Monday, June 29, 2015

Only Paris Charms

In retrospect, it was always unlikely that a regime that cherished conspicuous affluence, cut-throat trading, media celebrity and instant gratification would also foster distributive equity.-- Bill Jordan, Why the Third Way Failed

Michel Hazanivicius manipulates his audience within the soundtrack of The Artist in a parallel universe to M. Night Shyamalan's plot twist manipulations in The Sixth Sense. Hazanivicius's genre is a retro-fitted comedy which upends the usual dark side of celebrity, but he takes a technological advance we've taken for granted for a rough hundred years, the ability to record sound, and illustrates with surprising affect how debilitating sound waves can be as an innovation no one can argue isn't an advantage to cultural permanence.

Both Shyamalan's surprise shocker and Hazanivicius contemporary homage to classic show business tropes offer a tertiary pathway I've been striving to find with very limited success in recent years.
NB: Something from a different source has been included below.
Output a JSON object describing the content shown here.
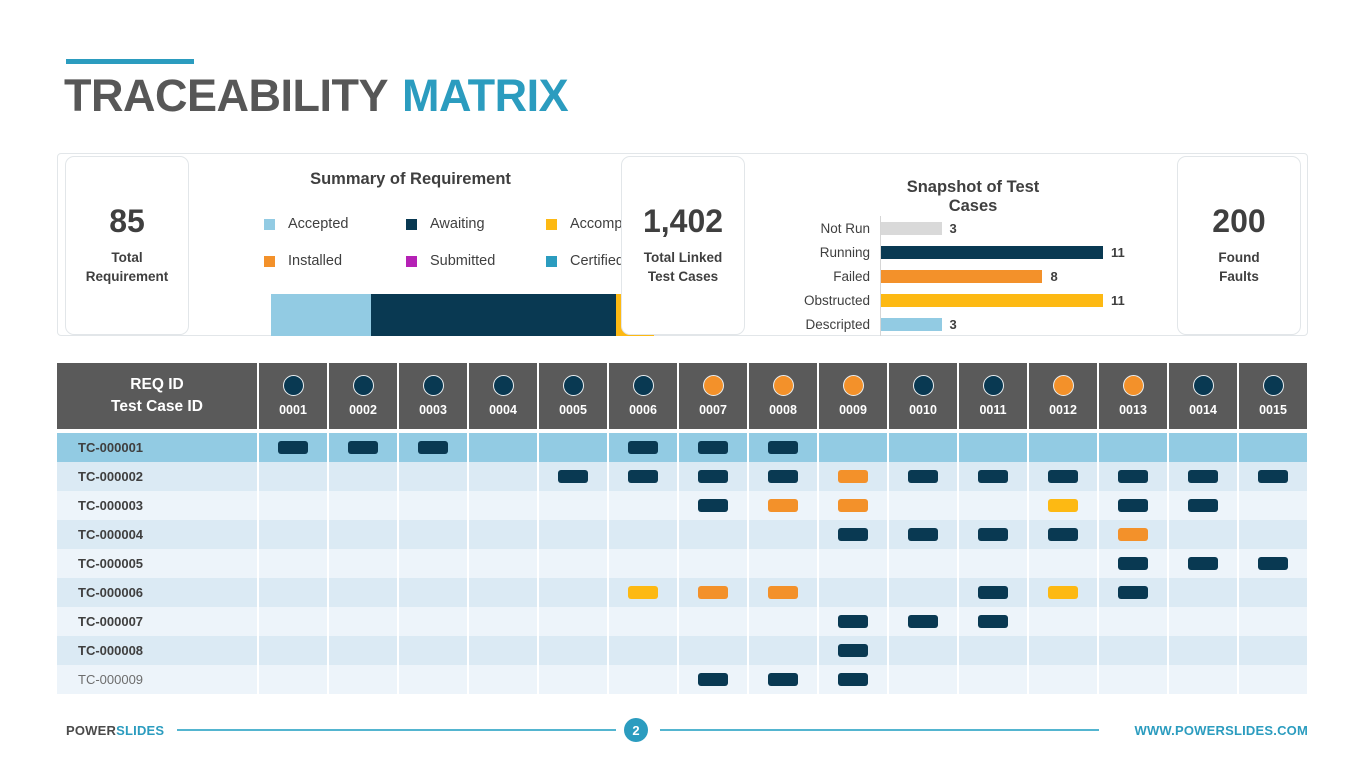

Shyamalan knocks atheism flat on its miserable ass, a fusionist visionary toward salvation not necessarily proscriptive in its triumph, truly the last movie that ever made me feel alive, striving for hope, and Hazanivicius, truly with Parisian coquetry, reminds us that it isn't so bad for those who might be looking out for us. That damn dog earned a paw print on the walk of fame.